Mein Ressort beabsichtigt daher, zur endgültigen Klärung der vom Amt der
Steiermärkischen Landesregierung aufgeworfenen Frage zu einem interministeriellen
Fachgespräch zwischen den relevanten Ressorts (BKA, BMVIT und BMSG)
einzuladen, da auf diesem Wege eine umfassende und ehestmögliche Klärung aller
offenen Aspekte aus meiner Sicht am effizientesten erfolgen kann.

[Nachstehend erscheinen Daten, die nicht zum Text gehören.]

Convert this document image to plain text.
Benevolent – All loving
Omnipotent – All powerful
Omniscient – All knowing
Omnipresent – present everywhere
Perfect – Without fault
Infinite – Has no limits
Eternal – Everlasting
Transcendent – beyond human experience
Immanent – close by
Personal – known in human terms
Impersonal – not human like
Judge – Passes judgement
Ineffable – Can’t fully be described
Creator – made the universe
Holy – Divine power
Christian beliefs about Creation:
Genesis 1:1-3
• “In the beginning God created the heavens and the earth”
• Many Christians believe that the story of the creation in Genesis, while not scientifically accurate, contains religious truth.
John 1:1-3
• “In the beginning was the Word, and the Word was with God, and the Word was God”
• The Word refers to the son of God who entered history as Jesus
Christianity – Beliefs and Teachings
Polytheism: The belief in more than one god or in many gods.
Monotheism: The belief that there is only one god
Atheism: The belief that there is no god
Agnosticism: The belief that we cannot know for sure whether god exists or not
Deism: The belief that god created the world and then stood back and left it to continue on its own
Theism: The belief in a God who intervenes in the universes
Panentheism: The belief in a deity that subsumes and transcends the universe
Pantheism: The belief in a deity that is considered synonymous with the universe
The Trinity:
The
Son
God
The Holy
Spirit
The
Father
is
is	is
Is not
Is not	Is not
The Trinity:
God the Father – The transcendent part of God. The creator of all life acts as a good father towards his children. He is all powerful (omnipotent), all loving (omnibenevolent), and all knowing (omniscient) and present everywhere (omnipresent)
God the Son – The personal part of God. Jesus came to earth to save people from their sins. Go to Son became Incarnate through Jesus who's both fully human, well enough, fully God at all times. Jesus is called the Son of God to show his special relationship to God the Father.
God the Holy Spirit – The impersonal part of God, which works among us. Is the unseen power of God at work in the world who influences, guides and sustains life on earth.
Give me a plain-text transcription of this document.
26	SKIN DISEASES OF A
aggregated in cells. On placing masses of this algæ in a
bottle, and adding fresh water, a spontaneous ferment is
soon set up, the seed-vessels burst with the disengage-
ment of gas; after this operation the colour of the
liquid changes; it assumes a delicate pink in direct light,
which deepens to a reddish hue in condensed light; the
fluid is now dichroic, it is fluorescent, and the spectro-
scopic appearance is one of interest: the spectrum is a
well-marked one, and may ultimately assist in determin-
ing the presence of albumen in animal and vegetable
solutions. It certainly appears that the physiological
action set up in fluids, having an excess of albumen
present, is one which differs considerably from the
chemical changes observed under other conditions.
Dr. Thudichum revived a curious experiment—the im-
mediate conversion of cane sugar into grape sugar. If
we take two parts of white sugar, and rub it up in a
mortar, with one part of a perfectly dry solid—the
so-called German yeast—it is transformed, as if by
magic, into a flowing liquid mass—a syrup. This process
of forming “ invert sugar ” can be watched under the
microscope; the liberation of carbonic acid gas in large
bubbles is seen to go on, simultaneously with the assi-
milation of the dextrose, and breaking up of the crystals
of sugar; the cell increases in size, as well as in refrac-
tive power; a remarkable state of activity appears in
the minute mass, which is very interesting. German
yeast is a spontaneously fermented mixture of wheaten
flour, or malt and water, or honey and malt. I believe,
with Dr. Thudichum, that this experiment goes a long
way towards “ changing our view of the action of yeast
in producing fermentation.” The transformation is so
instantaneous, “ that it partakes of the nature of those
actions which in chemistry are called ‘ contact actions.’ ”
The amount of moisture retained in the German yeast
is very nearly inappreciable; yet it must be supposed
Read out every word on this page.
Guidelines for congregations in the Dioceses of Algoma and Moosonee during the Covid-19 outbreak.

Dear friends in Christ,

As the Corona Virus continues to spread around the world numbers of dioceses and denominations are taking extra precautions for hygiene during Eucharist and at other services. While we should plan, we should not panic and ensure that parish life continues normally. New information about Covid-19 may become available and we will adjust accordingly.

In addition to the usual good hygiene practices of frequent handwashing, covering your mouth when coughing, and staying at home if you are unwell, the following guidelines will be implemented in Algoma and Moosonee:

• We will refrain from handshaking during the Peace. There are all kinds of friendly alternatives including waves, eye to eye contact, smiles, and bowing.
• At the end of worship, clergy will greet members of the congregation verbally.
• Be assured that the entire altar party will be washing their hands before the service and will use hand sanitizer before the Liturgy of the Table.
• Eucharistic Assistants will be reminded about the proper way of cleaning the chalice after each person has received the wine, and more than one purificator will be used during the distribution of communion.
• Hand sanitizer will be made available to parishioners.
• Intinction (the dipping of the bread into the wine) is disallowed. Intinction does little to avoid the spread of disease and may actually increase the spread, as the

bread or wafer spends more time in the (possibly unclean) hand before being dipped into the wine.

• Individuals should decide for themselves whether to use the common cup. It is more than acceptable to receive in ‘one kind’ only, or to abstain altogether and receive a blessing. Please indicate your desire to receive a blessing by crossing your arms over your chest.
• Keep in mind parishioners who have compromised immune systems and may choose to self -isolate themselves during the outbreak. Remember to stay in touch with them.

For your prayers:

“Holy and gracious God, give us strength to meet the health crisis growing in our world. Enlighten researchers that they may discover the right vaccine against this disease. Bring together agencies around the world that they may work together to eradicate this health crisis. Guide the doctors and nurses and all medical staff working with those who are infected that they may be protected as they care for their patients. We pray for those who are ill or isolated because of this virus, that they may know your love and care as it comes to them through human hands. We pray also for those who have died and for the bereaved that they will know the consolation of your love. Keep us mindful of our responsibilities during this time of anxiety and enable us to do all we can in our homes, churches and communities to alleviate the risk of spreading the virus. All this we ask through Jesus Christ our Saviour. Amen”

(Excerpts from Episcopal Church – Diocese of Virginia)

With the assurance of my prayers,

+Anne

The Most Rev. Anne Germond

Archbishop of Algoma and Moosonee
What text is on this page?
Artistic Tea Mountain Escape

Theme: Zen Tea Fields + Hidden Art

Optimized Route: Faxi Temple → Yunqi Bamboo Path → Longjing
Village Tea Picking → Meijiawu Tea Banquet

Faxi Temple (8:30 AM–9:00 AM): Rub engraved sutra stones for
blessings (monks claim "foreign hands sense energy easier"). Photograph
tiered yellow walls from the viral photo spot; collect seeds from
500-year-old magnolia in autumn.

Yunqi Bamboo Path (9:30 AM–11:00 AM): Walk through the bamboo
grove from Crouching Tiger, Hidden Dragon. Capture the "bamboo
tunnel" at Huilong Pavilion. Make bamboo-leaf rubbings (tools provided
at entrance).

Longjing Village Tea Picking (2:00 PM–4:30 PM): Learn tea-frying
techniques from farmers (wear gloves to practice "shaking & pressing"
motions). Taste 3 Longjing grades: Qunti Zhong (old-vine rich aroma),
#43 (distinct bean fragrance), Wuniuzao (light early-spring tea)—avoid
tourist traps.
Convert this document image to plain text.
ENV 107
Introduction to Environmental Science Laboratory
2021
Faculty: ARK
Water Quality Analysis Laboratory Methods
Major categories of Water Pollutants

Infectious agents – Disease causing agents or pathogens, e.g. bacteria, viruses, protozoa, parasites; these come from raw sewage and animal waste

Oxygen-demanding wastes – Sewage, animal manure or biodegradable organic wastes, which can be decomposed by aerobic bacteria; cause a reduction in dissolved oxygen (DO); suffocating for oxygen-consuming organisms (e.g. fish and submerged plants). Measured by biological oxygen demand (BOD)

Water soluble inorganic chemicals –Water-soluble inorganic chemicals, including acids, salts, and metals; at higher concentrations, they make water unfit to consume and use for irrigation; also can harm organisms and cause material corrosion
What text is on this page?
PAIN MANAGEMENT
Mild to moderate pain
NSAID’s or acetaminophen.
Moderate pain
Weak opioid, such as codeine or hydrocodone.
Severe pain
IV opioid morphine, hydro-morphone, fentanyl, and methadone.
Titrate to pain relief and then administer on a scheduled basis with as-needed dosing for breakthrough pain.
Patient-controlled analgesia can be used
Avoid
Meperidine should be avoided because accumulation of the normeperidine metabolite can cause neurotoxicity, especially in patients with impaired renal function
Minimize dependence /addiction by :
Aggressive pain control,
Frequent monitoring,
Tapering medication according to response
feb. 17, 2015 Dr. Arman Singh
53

Ich ersuche um Verständnis, dass auch die gegenständliche Frage daher vorerst
unbeantwortet bleibt, da sie offensichtlich ähnlich gelagert ist wie die in Prüfung
stehende. Ich werde aber veranlassen, dass sie unter einem bei obengenannter
Vorgangsweise mitberücksichtigt wird und Ihnen das Ergebnis nach Vorliegen
unmittelbar zur Kenntnis bringen.


Frage 6:

Die soziale und berufliche Wiedereingliederung ist ein wesentliches Ziel der
Substitutionsbehandlung, der Lenkberechtigung kommt dabei in vielen Fällen große
Bedeutung zu.

Auch in Fällen, in denen vorerst eine Lenkberechtigung nicht in Betracht kommt, ist
eine gesundheitliche und soziale Stabilisierung der Behandlung möglich. Ich gehe
daher davon aus, dass in diesen Fällen eine neuerliche Überprüfung der
Fahrtauglichkeit sinnvoll sein und insbesondere auch im Interesse des Patienten
liegen kann.

Ich darf aber, wie schon zu Frage 1, auch an dieser Stelle nochmals auf die
Zuständigkeit des BMVIT verweisen.

Frage 7:

Die Beantwortung dieser kraftfahrrechtlichen Frage fällt in den Zuständigkeitsbereich
des BMVIT.

Fragen 8 und 9:

Da die datenschutzrechtliche Frage der Weitergabe von Substitutionsdaten derzeit
Gegenstand einer ho. Prüfung ist (siehe Antwort zu Frage 4), kann auch die
gegenständliche Frage erst nach Vorliegen des Ergebnisses dieser Prüfung
beantwortet werden.

Unabhängig davon kann aber die Einhaltung von Rechtsvorschriften ganz generell
im vorhinein nicht sichergestellt werden. Ich werde aber nach Vorliegen des
Prüfungsergebnisses für eine entsprechende Bekanntmachung der Rechtslage - mit
dem Ziel einer rechtskonformen Vorgansweise - Sorge tragen.